Jumat, 30 Juni 2017

Clinical Experience Focus of Revamped DNP Curriculum

Clinical Experience Focus of Revamped DNP Curriculum


PHILADELPHIA — The primary care doctor of nursing practice (DNP) program at Johns Hopkins University is being revamped to integrate clinical practice experience into the curriculum with a view to improve learning, ease the burden on preceptors, and better prepare students for the workforce.

With clinical experience incorporated throughout the course of study, “students have time to process what they’re learning. They have more time to learn more theory to apply and refine their experience,” said JoAnne Silbert-Flagg, DNP, assistant professor and clinical coordinator of the MSN program at Johns Hopkins in Baltimore.

When all the clinical experience is gained at the beginning of the program, students can “lose their skills if they don’t have to apply them over the next 2 years,” she explained.

The revamped approach will start this fall.

All nurse practitioners must complete a master’s or doctoral degree and advanced clinical training, but the way that training is timed and administered varies widely among programs. And practitioners and educators generally agree that the 500-hour requirement for precepted clinical practice is not enough.

Dr Silbert-Flagg and her colleagues formed a task force to develop a postbaccalaureate DNP curriculum and conducted a market analysis of other academic nurse practitioner programs and healthcare organizations.

Clinical Practicums

The revamped DNP curriculum distributes precepted clinical practicums over five semesters instead of the more typical two or three semesters, Dr Silbert-Flagg reported during a poster session here at the American Association of Nurse Practitioners 2017 National Conference.
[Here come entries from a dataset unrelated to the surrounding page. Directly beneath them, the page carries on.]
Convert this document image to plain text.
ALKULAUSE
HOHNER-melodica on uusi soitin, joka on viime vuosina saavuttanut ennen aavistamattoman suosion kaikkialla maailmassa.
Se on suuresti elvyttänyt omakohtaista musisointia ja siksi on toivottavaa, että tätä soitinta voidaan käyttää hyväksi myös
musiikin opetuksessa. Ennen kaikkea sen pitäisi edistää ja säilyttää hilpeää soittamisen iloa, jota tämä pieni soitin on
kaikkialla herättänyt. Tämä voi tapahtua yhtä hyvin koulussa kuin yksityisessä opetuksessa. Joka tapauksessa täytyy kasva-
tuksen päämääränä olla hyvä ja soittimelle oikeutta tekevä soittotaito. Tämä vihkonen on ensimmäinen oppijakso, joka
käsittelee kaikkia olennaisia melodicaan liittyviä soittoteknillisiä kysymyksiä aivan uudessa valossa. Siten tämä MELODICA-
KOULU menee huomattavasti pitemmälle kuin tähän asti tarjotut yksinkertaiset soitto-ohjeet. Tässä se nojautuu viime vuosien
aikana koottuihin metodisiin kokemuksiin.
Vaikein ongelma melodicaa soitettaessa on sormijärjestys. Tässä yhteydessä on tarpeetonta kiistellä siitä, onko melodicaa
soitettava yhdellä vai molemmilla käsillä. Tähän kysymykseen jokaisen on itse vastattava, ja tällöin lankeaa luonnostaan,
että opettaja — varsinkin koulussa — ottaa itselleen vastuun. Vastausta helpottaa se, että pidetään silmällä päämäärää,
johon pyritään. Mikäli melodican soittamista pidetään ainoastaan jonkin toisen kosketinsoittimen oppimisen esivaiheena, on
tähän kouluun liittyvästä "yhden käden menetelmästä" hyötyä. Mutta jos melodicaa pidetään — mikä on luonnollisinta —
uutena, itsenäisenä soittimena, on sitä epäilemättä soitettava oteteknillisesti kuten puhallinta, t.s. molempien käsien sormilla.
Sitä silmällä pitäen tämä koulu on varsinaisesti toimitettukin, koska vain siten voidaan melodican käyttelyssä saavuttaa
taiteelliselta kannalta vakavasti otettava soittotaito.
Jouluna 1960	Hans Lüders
The clinical experience begins with a second-semester health assessment, which is followed by a competency-based simulation course that applies the tenets of health assessment. The remaining clinical hours include 1 day a week of precepted clinical practice in semesters four, five, and six, increasing in intensity and complexity to 2 days a week in semesters seven and eight.

At other universities, clinical practicums are “either front-loaded or back-loaded,” she explained. “We didn’t find another program that resembles what we did.”

There are some gaps before students graduate, so I like how this approach allocates clinical hours throughout the entire program.

In addition to giving students time to process information, the new approach also greatly eases the burden on preceptors — who are often in demand — and better accommodates the outside work commitments of students.

“It’s very challenging for every school to get preceptors to work one-on-one with students,” she said. “There are a lot of clinical sites to find and clinical hours needed. If we spread them out, it’s easier to find a site.”

The curriculum redesign also offers students more time to explore specialties, which could make them more marketable after graduation and could benefit patients.

Dr Silbert-Flagg’s poster received a steady stream of attention from conference attendees.

This approach reminds Barbara Siebert, DNP, director of student health services at University of the Sciences in Philadelphia, of the way her own nurse practitioner curriculum was designed in the 1980s.

“The challenge is preparing someone to be a nurse practitioner in 3 years, as well as give them all the research courses for the DNP,” she told Medscape Medical News.

With this new approach, it appears that all the research courses and clinical practice can be integrated “in 2 full years plus two more semesters in the third year. We have come full circle,” Dr Siebert said.

“We struggle with DNP students and their clinical experience,” Susan Copp, EdD, a clinical instructor at the University of Illinois College of Nursing in Peoria.

“There are some gaps before students graduate, so I like how this approach allocates clinical hours throughout the entire program,” Dr Copp told Medscape Medical News. “This makes it more doable and relevant to students.”

Dr Silbert-Flagg, Dr Siebert, and Dr Copp have disclosed no relevant financial relationships.

American Association of Nurse Practitioners (AANP) 2017 National Conference. Presented June 24, 2017.